I'm Not Even Sure What We're Arguing About

Marc Fisher:

There's a knock on the door, and a parent whose child is causing trouble at Truesdell Educational Center warily opens up. Six Truesdell employees, loaded with pizza for dinner and plans to change the child's direction, trundle into the apartment -- the boy's teacher, two social workers, a psychologist, a behavior specialist, and the principal, Brearn Wright.

This is supposed to be a profile of a school in DC implementing reform, Rhee-style. From my experience, that's a heck of a lot of support staff for a school of roughly 350 students, if they literally all work full time at that school. "Truesdell employees" may not be used very strictly here.

So... you don't just need high-quality teachers? You need teachers plus support staff? I mean, I don't understand how all this is supposed to work. If you don't have adequate support staff is that a valid excuse? Or do you not really need support staff? The rhetoric is just getting all mixed up. Is the "no excuses" stuff not meant to be taken literally? Are we supposed to be in on the joke? Is it ok to do anything inside the school to support students, but not ok to advocate for any non-school programs?

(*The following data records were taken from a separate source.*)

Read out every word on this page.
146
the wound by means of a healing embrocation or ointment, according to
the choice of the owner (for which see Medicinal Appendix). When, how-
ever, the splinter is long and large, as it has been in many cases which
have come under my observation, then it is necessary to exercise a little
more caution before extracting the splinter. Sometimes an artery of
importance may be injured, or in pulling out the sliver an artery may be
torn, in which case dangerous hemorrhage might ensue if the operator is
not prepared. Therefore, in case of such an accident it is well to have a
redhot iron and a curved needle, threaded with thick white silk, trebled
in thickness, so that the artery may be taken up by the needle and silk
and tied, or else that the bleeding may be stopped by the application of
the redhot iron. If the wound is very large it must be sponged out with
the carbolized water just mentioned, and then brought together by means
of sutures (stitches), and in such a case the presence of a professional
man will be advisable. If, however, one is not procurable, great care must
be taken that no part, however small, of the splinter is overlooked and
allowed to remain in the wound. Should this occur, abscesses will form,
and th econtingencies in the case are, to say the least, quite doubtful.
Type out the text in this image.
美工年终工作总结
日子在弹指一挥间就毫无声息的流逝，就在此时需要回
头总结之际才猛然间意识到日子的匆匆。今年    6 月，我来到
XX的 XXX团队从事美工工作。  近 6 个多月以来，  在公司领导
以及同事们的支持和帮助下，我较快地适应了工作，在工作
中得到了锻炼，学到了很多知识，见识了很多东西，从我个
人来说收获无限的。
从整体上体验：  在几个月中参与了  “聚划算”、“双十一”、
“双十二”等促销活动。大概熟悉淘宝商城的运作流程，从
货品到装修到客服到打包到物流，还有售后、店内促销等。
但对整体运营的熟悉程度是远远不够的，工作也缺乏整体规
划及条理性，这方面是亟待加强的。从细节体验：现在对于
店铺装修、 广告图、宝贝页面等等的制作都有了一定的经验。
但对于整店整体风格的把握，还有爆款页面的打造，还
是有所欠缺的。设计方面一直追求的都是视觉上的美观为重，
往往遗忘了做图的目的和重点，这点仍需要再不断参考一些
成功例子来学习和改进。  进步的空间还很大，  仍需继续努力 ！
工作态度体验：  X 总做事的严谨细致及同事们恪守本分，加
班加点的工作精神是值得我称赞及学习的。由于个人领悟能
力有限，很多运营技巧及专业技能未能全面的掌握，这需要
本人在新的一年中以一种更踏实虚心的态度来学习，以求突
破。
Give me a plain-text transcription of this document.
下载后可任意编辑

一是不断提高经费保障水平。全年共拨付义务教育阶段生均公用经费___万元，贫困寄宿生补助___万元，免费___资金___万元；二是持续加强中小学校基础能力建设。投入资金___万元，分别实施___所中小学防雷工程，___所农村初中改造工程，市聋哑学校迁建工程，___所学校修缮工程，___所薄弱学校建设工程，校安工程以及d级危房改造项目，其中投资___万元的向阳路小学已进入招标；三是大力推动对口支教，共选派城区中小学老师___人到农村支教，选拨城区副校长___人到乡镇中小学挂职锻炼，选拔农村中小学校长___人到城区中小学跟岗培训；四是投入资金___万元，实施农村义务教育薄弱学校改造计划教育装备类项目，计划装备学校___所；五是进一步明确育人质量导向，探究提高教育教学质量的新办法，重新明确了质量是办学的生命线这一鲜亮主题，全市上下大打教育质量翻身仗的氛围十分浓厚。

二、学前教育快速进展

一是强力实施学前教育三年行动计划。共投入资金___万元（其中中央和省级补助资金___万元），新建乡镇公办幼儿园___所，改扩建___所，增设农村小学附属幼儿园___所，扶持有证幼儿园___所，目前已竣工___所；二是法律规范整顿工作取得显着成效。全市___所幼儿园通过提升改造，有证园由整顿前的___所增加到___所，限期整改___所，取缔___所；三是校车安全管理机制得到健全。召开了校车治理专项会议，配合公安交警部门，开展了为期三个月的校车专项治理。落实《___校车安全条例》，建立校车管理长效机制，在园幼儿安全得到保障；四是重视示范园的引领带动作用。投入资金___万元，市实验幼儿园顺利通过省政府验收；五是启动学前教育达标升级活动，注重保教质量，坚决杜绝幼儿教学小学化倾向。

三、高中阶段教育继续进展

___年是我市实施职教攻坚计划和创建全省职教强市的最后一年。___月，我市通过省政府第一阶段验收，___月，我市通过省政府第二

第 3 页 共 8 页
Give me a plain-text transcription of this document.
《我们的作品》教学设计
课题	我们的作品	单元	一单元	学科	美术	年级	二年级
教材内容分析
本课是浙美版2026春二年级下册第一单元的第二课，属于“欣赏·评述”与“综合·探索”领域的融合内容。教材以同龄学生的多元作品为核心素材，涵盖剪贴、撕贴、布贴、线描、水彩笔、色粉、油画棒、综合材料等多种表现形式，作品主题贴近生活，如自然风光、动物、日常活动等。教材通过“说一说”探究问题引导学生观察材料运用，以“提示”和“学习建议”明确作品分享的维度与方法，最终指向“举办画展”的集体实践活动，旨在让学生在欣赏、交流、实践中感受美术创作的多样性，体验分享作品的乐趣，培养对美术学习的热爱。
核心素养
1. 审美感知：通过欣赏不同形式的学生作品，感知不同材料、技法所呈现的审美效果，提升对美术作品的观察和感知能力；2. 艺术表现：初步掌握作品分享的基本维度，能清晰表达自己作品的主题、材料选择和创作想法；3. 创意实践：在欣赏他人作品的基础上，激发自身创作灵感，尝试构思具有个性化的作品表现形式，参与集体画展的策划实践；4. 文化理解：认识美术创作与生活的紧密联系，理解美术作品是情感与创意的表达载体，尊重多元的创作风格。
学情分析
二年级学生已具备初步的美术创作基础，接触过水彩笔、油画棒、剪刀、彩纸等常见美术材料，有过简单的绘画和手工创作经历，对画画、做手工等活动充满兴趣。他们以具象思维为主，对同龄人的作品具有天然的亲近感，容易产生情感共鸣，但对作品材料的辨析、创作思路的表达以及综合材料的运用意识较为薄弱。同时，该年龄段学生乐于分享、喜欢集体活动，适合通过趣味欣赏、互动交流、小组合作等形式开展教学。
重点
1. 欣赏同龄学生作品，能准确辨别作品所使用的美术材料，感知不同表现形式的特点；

Also, one last pass at the KIPP op-ed. How weird is it to advocate for this:

Obama could establish a paradigm-shifting goal -- ensuring that within 10 years every child in America will be on track to earning a college degree or completing a meaningful career training program.

Without mentioning any of the many proposals floating around right now to make college more affordable?

Really, it seems like these folks just can't bring themselves to advocate for any public policy outside of schools.